La liberté à tout prix
À Oxford, Suzanne découvrira les bibliothèques silencieuses, les cours magistraux et les camarades pas toujours bienveillantes. Elle avancera seule, mais avec une détermination forgée par le roulis, les tempêtes et les frustrations. Des années plus tard, quand ils comprennent qu’elle écrit son histoire, ses parents essaient de l’en empêcher puis devant son refus, coupent les ponts. Définitivement.

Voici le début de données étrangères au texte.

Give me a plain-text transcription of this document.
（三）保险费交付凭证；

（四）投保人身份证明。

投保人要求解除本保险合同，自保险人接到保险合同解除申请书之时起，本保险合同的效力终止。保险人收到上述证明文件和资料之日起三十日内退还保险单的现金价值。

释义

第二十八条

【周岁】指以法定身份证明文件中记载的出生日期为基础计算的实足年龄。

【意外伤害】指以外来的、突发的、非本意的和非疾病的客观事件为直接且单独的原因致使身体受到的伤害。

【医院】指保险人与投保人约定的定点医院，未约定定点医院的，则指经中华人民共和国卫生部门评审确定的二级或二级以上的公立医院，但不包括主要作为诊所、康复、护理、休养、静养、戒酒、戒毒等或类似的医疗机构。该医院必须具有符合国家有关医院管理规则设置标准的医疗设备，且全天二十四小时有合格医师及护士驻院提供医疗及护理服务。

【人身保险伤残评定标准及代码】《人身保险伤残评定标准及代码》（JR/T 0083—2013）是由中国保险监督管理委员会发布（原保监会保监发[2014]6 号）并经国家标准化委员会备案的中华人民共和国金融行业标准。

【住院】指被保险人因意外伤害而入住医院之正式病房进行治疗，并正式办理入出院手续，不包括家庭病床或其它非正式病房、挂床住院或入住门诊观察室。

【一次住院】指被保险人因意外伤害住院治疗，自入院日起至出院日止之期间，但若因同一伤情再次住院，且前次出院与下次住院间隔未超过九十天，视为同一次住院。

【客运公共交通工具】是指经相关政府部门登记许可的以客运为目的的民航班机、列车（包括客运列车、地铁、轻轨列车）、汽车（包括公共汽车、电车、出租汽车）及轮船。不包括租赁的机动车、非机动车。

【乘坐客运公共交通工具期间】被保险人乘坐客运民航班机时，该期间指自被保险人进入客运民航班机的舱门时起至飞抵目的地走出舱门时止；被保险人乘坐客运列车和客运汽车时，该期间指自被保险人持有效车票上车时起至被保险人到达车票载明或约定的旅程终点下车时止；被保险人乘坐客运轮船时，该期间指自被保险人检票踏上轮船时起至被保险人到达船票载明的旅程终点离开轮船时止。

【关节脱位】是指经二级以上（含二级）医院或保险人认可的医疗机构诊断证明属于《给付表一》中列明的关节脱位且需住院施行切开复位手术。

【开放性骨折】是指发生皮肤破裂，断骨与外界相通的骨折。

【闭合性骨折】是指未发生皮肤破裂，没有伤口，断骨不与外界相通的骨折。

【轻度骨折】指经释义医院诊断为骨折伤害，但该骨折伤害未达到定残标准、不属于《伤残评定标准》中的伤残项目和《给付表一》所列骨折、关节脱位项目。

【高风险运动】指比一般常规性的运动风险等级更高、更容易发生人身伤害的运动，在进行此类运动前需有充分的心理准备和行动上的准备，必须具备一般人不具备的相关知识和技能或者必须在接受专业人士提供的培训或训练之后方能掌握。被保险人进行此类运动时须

Suzanne Heywood est aujourd’hui directrice générale du groupe Exor à Londres, l’un des plus puissants holdings européens, contrôlé par la famille Agnelli depuis plus d’un siècle. Parmi ses principales participations : Ferrari, Stellantis, CNH Industrial, Iveco, The Economist Group, Juventus Football Club, Louboutin, Philips… Elle a troqué le gouvernail pour les chiffres et les décisions à plusieurs milliards. Mais elle garde, dans le pli discret de son sourire, la mémoire d’un monde où rien n’était à soi, pas même l’avenir. Elle est libre. Enfin. Et cette liberté, elle se l’est donnée. À force de patience, de lectures clandestines, de volonté pure. Ce n’est pas une fugue, c’est une traversée. De l’enfermement vers l’intelligence. De l’utopie imposée vers l’ambition choisie. Suzanne Heywood n’a pas fui l’aventure. Elle l’a redéfinie.
L’Odyssée du Wavewalker, Suzanne Heywood, Aux feuillantines, 560 pages, 24,50 euros.